NEW YORK: The safe-haven dollar rose to a fresh four-week high against a basket of currencies on Monday, supported by fears of a global economic slowdown and bets on steep interest rate hikes by the US Federal Reserve.

Global financial markets continued to smart from Friday’s hotter-than-expected US inflation data that led to a broad-based drop in risk sentiment and fuelled bets on even more aggressive policy tightening.

On Monday, government bonds sold off and stock markets around the globe took a beating.

“The USD extended its gains from Friday as risk continues to unwind across the board,” said Brad Bechtel, global head of FX at Jefferies said in a note.

The US Dollar Currency Index, which tracks the greenback against six other major currencies, was up 0.4% at 104.83, within sight of the 2-decade high of 105.01 touched in mid May.

Traders have a lot on their plate this week, including policy meetings by the Fed, the Bank of England and the Swiss National Bank.

The US Federal Reserve is widely expected to raise its key interest rate by 50 basis points on Wednesday, with some, including Barclays and Jefferies, expecting to the Fed to raise rates by 75 basis points.

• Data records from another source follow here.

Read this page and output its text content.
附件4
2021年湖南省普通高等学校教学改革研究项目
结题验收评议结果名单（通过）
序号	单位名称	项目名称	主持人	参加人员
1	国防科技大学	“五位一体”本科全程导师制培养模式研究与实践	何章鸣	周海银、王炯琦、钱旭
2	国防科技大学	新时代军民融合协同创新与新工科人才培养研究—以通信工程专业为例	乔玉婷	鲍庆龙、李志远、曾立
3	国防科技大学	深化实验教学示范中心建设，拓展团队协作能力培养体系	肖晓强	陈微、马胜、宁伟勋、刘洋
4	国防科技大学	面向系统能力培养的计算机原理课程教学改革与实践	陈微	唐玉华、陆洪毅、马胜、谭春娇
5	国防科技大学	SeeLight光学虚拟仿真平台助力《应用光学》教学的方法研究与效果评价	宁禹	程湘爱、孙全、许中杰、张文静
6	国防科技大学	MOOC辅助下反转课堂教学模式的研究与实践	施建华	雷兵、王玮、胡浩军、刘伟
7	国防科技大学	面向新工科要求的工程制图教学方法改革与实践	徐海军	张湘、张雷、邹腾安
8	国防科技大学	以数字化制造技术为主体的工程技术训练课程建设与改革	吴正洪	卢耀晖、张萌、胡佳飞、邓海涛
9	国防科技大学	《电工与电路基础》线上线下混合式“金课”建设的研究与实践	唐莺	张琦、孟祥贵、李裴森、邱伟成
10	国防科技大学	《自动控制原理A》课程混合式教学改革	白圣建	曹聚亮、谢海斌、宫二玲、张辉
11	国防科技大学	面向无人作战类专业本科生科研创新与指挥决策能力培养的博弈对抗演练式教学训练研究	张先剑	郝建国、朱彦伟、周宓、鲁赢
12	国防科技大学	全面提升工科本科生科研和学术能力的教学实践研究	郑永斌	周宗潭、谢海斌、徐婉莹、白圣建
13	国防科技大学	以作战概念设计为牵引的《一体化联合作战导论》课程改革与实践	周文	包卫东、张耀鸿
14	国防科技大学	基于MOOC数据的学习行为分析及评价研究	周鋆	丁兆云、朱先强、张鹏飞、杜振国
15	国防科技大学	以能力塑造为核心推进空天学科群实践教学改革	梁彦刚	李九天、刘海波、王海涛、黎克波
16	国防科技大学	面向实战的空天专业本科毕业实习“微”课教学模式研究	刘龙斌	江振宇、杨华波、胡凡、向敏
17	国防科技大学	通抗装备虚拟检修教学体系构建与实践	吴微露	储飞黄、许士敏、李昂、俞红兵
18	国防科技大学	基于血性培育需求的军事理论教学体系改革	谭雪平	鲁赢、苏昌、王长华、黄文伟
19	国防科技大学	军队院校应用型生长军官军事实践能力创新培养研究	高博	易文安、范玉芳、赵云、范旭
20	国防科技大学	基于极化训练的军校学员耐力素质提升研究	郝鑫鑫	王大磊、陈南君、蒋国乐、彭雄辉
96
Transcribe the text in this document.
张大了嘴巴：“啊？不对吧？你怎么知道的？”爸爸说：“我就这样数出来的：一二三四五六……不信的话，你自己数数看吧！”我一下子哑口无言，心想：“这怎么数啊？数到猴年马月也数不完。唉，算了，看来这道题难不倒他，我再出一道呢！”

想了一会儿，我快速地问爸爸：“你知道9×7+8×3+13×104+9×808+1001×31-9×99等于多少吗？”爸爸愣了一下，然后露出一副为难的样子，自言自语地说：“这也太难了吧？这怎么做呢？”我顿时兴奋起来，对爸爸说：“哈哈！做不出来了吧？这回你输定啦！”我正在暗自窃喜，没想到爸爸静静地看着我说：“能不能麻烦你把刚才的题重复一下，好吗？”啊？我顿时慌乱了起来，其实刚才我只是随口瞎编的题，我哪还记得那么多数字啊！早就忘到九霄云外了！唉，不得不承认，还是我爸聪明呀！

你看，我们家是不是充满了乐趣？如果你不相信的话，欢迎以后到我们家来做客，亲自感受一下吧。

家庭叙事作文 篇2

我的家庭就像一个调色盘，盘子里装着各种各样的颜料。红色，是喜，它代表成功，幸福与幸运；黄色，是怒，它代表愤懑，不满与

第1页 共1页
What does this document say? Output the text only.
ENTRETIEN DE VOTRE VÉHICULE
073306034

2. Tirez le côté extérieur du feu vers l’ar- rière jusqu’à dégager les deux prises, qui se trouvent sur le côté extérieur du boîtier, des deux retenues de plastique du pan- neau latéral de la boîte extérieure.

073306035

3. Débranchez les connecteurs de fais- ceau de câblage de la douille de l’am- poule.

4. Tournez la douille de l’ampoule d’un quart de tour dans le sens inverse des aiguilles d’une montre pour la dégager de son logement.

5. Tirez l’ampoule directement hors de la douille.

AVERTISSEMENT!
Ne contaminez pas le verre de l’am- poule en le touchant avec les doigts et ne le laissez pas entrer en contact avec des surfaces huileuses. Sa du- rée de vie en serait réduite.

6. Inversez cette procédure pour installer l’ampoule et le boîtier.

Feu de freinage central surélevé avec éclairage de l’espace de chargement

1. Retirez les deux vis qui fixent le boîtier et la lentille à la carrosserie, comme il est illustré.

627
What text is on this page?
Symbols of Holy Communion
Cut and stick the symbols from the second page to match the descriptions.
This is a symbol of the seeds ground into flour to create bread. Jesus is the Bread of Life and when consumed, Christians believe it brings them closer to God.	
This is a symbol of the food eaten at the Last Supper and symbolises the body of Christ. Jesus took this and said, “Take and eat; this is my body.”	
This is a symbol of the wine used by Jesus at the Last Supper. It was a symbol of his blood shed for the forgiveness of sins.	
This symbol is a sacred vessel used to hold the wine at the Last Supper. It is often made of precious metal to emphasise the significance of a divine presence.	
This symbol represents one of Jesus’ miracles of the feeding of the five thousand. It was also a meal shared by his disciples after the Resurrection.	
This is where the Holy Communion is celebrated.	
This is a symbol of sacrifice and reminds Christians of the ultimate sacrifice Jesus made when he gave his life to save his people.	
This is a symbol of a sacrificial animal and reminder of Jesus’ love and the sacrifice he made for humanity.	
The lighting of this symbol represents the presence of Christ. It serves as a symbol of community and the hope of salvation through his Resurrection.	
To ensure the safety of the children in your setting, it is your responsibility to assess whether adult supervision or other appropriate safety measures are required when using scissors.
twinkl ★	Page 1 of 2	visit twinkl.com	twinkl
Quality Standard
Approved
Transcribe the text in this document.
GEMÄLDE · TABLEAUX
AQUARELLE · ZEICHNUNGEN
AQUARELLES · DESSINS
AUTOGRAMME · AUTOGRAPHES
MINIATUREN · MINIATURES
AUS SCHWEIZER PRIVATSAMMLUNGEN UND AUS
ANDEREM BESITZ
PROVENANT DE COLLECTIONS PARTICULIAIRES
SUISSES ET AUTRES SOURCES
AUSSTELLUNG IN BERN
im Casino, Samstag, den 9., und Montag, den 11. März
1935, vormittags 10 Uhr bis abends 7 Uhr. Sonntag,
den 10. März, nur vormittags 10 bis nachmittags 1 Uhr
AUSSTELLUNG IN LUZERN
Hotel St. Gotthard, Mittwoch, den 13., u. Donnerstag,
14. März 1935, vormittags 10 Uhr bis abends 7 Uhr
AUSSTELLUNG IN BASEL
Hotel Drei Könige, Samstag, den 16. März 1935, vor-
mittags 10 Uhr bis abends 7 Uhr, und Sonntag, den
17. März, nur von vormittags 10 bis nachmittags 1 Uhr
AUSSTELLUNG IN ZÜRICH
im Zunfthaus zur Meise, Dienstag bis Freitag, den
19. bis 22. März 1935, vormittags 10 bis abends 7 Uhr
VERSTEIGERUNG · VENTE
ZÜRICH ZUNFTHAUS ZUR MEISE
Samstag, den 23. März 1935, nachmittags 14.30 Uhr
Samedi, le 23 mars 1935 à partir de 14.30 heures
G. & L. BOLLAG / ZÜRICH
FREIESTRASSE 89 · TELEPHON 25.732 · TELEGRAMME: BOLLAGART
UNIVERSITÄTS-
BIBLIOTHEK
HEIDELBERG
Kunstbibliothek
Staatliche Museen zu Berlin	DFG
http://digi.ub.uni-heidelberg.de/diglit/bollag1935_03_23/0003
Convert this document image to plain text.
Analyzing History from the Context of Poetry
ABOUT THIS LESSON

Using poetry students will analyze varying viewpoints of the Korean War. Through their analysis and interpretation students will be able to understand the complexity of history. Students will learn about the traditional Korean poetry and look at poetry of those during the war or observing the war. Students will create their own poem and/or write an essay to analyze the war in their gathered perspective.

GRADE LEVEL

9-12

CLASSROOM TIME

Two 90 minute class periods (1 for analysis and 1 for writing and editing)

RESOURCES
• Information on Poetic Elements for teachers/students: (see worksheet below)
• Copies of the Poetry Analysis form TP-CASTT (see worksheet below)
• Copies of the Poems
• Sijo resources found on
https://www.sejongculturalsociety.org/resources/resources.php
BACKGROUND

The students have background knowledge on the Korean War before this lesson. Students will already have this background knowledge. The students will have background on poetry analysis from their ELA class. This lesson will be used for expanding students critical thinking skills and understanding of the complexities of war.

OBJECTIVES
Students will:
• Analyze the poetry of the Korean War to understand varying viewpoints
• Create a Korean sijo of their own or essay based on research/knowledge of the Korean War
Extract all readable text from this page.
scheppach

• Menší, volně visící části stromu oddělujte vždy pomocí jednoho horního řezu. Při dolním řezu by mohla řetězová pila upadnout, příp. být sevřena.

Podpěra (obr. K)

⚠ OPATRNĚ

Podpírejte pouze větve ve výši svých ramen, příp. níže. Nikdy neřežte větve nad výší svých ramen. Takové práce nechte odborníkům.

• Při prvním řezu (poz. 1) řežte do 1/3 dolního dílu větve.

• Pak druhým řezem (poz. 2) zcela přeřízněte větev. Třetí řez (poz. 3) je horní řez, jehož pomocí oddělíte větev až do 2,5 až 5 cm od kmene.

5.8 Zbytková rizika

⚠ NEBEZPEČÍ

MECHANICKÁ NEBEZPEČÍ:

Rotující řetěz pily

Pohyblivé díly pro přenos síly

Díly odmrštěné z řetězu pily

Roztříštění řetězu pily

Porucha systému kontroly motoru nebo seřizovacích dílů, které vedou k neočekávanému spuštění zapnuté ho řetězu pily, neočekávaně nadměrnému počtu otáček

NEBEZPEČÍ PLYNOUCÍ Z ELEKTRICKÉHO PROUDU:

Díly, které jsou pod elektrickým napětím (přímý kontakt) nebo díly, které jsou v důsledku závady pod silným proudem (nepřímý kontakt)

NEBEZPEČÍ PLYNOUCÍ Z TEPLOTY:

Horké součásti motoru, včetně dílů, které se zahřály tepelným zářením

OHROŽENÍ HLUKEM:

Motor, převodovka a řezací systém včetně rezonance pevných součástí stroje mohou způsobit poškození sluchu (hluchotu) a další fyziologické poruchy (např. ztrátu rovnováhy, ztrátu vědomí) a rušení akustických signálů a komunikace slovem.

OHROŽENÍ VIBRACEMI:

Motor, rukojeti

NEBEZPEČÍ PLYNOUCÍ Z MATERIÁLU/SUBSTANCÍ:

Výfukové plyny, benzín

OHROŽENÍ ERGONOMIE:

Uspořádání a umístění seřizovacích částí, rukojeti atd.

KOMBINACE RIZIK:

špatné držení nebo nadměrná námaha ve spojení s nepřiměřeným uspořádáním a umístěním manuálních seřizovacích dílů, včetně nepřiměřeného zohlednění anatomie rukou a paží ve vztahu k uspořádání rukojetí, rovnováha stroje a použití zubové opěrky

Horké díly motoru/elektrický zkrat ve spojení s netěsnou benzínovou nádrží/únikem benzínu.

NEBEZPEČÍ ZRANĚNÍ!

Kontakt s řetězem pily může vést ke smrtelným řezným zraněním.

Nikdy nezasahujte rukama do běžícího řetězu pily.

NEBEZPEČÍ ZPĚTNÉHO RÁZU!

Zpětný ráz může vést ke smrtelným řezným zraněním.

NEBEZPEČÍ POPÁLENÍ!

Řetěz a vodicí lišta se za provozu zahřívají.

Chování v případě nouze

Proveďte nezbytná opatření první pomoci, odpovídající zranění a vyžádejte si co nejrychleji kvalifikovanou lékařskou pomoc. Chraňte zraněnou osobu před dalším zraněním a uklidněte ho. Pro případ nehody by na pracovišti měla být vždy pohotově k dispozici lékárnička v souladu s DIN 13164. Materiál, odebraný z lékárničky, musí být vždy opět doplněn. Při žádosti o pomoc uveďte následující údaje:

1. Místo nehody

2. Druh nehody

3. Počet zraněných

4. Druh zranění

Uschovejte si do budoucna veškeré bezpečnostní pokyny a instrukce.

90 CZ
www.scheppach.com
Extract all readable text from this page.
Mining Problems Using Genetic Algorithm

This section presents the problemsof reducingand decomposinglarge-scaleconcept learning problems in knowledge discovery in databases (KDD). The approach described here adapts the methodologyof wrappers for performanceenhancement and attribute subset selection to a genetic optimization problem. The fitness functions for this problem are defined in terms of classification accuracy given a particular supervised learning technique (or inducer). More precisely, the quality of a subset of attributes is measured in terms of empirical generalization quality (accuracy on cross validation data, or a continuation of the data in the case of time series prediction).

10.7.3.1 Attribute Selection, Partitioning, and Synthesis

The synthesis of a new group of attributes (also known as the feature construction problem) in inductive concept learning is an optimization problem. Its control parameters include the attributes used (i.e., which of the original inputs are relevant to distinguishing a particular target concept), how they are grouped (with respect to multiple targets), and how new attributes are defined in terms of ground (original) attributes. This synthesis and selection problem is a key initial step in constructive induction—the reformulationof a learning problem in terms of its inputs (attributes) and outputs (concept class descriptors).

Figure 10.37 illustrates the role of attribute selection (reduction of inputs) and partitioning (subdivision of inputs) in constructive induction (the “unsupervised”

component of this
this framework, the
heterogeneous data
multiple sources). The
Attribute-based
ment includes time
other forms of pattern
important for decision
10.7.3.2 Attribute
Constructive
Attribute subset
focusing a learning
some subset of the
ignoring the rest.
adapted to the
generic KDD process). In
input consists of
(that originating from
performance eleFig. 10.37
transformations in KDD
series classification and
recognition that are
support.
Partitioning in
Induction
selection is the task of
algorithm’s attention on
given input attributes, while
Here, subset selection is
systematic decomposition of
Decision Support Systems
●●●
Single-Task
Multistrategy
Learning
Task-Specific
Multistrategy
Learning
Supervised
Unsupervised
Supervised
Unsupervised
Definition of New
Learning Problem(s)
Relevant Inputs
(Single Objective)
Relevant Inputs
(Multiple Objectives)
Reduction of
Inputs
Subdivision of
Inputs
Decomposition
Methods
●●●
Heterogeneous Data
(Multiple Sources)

“A 75 bps (basis points) move is definitely going to be a surprise for some who are holding a hard line on 50 bps,” Bechtel said, adding he expects the dollar index to move higher on such a move.

The battered Japanese yen, floundering near lows against the greenback, not seen since 1998, was one major currency that advanced against the dollar on Monday.

The yen found some support from comments by Japan’s top government spokesperson on Monday that Tokyo is concerned about the currency’s sharp fall and stands ready to “respond appropriately” if needed.

The Bank of Japan (BoJ) has so far resisted pressure to tighten policy, weakening the country’s currency.

On Monday, the dollar was 0.6% lower at 133.58 yen.

The Australian dollar, seen as a liquid proxy for risk appetite, fell 1.3% and the New Zealand dollar fell 1.4%.

Sterling fell to a one month low against the dollar on Monday, coming under selling pressure after data showed Britain’s economy had unexpectedly shrunk in April. Tensions with the European Union over post-Brexit trade with Northern Ireland also weighed on the pound, which was down 1.1% to $1.2175.

Bitcoin slumped 19.1% on Monday after major US cryptocurrency lending company Celsius Network froze withdrawals and transfers citing “extreme” conditions, in the latest sign of how financial market turbulence is causing distress in the cryptosphere.